During its session, which will end on 18 November, UNESCO will host an unprecedented number of heads of State and Government to celebrate the 70th anniversary in a Leaders’ Forum.
As it opened this morning, the General Conference of UNESCO, which brings together its 195 Member States, was marked by the admission to the Organization of Montserrat as its 10th Associate Member. Another notable event was the visit of Haakon, the Crown Prince of Norway, who stressed that UNESCO’s role and mandate were as important today as they were 70 years ago.
“Today the world is facing the largest refugee crisis since World War Two. Sixty million people are fleeing from war and conflict, we share a joint responsibility to act,” said the Prince. “Today as it was 70 years ago, UNESCO is in an excellent position to unite and strengthen our efforts,” said the Prince.
The outgoing President of the General Conference, Hao Ping, Vice Minister of Education of China, reiterated UNESCO’s commitment to achieve the objectives of the new SDGs. He spoke of “UNESCO’s irreplaceable role in dialogue and peace building […] Dialogue on an equal footing between all countries and civilizations is more important than ever,” he said, as “the current world is going through a period of change and reorganization.”
Mohamed Sameh Amr, the Chairperson of UNESCO’s Executive Board, who is also the Ambassador and Permanent Delegate of Egypt to the Organization, echoed the President’s strong commitment to the SDGs and spoke of “profound transformations not only in social terms, but also in all areas of the Organization’s activities and mandate.” Reviewing UNESCO’s role in education, science, culture and communication, the Chairperson particularly emphasized the importance of UNESCO’s work in fighting the scourge of extremism, “which we must tackle at its root, notably through education.”

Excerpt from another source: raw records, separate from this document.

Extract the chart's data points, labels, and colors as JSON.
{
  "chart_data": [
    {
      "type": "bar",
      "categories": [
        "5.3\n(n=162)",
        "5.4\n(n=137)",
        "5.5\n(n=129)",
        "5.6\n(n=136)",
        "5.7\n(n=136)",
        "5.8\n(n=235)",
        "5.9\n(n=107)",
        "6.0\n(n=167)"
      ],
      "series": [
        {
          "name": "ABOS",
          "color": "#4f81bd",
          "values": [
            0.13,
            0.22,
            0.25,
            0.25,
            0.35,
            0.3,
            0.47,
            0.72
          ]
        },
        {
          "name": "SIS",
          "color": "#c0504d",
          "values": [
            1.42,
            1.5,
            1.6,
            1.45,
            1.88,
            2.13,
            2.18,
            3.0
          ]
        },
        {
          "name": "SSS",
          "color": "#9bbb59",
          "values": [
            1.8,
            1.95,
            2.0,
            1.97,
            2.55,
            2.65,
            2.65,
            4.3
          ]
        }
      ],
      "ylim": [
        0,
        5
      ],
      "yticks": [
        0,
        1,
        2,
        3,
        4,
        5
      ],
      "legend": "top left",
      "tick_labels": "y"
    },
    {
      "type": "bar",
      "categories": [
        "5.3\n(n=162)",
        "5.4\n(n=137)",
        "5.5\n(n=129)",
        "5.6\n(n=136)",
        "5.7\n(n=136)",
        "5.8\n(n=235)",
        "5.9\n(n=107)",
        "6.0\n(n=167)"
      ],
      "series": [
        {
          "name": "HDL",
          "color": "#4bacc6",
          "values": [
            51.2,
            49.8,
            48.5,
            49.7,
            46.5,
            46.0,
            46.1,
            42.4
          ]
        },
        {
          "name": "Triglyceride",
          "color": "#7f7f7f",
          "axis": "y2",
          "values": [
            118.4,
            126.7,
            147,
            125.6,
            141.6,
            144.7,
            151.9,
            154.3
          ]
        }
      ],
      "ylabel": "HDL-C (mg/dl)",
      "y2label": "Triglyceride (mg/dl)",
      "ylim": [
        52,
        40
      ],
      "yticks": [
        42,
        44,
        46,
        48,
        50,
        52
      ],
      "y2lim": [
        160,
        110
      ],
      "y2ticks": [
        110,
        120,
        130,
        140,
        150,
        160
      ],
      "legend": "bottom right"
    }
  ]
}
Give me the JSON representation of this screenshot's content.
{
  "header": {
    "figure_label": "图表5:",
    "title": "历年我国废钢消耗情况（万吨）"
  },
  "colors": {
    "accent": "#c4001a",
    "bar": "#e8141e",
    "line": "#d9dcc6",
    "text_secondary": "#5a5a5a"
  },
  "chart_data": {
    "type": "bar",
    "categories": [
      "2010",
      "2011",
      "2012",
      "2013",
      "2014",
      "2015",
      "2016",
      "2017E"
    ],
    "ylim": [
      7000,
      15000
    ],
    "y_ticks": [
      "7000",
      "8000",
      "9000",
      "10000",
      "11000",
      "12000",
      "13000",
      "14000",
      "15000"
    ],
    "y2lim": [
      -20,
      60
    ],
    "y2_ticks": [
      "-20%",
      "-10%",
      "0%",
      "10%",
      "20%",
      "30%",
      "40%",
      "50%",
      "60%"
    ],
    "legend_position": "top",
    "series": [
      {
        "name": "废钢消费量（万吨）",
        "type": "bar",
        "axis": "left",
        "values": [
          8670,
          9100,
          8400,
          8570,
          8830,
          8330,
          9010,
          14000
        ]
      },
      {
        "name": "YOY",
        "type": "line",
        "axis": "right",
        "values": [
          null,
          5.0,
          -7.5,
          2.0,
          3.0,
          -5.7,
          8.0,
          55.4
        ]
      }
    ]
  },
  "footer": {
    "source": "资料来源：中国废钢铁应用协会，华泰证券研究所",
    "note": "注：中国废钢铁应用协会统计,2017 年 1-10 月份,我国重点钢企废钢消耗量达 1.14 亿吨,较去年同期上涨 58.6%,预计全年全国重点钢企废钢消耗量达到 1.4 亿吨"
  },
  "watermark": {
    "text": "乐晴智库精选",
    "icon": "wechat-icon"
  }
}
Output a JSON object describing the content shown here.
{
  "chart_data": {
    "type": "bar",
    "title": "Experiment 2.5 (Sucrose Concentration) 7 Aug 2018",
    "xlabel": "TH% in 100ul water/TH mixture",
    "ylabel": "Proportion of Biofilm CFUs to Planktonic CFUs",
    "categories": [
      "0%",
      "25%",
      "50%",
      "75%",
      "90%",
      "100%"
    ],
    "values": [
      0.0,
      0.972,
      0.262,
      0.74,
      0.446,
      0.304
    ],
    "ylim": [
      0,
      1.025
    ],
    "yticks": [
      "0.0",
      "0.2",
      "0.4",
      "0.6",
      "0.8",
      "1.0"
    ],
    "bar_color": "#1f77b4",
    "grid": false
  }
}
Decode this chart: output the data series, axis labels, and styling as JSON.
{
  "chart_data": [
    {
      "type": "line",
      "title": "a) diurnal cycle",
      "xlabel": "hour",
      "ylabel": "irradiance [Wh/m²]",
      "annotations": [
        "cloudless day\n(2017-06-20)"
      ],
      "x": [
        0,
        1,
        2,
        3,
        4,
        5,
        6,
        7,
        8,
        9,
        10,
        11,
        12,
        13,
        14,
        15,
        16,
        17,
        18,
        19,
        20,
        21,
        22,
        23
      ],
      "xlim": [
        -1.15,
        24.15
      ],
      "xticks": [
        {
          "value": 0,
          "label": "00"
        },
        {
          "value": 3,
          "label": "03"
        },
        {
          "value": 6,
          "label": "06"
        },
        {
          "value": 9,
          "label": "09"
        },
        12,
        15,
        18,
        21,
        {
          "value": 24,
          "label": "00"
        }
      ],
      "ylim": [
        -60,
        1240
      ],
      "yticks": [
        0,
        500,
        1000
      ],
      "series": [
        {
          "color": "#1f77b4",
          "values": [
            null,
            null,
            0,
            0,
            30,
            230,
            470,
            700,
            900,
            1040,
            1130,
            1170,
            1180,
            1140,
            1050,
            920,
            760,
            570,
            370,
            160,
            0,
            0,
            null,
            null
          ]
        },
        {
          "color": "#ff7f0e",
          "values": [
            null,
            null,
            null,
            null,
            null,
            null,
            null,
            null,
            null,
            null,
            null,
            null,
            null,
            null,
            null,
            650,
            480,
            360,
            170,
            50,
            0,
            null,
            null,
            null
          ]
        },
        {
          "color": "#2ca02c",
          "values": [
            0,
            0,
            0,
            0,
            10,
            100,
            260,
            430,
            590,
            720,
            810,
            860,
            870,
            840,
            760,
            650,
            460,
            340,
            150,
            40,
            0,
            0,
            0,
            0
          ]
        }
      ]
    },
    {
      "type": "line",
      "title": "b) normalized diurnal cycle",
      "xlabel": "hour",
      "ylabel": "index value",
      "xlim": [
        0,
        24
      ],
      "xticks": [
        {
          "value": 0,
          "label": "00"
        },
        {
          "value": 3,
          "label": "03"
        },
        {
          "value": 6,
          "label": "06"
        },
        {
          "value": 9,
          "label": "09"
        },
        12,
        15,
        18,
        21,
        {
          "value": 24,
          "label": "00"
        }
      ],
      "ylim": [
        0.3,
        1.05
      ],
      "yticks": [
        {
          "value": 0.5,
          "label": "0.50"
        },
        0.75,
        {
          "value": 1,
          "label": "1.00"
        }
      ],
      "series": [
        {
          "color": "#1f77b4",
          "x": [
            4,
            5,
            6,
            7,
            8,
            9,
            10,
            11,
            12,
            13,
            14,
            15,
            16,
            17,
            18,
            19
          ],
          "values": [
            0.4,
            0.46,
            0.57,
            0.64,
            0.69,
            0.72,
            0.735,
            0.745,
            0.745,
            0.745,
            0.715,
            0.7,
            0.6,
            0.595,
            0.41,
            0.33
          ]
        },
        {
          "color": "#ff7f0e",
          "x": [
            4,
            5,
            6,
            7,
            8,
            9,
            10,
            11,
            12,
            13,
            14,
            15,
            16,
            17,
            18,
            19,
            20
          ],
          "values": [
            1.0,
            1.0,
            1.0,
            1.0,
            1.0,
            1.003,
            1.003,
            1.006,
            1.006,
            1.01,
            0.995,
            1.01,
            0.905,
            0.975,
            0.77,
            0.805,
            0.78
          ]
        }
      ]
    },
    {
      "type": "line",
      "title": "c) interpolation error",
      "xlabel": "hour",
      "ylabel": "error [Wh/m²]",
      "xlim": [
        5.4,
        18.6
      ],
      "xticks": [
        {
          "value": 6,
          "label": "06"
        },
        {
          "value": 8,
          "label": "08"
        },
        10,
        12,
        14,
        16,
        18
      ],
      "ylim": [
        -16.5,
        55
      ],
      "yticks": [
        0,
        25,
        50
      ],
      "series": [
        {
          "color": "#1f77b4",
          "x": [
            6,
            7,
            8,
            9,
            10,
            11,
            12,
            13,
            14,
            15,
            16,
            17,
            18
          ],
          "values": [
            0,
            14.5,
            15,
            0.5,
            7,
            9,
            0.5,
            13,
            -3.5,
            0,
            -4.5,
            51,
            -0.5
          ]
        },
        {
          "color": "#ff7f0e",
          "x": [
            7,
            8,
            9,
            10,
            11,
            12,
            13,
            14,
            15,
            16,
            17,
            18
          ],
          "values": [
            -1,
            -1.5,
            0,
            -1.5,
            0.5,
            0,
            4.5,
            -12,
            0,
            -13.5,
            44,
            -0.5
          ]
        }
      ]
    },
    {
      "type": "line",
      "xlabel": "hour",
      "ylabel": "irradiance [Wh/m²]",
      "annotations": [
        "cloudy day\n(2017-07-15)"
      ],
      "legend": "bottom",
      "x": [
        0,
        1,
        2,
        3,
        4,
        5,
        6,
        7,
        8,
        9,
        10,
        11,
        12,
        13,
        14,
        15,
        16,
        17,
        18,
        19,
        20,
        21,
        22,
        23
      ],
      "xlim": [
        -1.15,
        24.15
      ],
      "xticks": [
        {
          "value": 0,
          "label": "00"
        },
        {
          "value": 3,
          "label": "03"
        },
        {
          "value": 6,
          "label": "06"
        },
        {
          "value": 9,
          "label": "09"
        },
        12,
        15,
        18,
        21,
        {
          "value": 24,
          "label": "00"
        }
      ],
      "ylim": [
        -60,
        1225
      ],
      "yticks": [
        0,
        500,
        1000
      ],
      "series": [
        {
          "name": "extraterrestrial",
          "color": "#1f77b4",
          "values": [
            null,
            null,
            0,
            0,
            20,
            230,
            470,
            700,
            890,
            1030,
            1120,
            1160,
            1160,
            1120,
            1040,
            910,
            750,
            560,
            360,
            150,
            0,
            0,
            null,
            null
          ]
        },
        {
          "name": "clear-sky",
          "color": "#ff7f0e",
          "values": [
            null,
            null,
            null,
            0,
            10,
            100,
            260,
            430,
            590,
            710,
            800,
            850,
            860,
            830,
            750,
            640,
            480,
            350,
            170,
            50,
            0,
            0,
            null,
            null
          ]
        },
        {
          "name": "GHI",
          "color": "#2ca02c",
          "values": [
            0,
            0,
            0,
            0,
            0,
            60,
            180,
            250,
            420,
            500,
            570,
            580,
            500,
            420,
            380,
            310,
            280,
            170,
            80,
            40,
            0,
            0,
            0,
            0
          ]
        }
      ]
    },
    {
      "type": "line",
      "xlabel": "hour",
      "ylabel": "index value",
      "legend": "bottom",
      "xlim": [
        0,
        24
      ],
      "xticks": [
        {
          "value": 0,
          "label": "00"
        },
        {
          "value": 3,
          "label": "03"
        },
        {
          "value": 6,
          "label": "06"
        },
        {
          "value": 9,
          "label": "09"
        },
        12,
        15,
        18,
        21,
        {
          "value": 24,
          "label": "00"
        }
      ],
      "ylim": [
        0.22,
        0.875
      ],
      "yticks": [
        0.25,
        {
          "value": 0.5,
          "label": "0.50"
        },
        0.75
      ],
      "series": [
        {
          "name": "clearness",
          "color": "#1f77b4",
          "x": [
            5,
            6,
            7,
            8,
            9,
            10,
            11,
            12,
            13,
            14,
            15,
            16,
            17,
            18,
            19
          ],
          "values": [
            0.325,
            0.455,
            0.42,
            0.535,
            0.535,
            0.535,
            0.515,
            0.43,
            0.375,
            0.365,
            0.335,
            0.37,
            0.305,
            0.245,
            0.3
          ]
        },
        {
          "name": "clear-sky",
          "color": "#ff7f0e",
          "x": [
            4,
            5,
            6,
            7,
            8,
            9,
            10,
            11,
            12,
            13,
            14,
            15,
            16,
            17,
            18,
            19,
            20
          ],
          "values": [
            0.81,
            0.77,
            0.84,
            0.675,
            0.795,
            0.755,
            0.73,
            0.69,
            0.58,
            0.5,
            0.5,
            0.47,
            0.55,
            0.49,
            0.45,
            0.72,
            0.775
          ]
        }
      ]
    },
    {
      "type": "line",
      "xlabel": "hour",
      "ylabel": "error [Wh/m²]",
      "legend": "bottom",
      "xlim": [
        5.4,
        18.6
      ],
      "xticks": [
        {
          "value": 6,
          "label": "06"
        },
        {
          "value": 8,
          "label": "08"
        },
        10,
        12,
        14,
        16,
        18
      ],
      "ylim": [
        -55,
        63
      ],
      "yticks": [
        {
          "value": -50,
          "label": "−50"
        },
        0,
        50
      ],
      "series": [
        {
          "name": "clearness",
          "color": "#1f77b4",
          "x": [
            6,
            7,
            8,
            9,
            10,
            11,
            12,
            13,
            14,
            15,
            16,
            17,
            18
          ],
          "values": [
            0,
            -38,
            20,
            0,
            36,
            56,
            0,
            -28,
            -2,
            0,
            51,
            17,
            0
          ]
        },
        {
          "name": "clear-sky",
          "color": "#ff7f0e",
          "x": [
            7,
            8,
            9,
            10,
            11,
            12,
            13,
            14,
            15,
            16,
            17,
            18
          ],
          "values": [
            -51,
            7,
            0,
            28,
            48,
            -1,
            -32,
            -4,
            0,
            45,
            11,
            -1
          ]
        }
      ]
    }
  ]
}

The Director-General of UNESCO, Irina Bokova, proclaimed a renewed commitment to the founding principles of the institution 70 years after its creation. “UNESCO is born of the idea that if peace and development are to last, they must be deeply rooted in the hearts and minds of peoples. This conviction remains unchanged and is our compass in today’s changing world,” she said.
As the representatives of Member States resumed their work in plenary session in the early afternoon, they elected Stanley Mutumba Simataa, Deputy Minister of Information and Communication Technology of Namibia, to preside over the 38th session of the General Conference of UNESCO.
“In time of despair, UNESCO is called upon to bring foresight and hope to the peoples of the world through education, including education for peace, tolerance, democracy and human rights, through the sciences, notably with the development of dissemination of scientific knowledge to improve responses to unprecedented environmental changes now occurring, through culture by building bridges amongst different cultures, safeguarding and promoting cultural heritage and creativity, and through communication and information, through the free flow of information and ideas,” said President Simataa in his first comments to the General Conference. “There is no doubt UNESCO remains a beacon of hope in a world littered with deep-seated intolerance and despair.”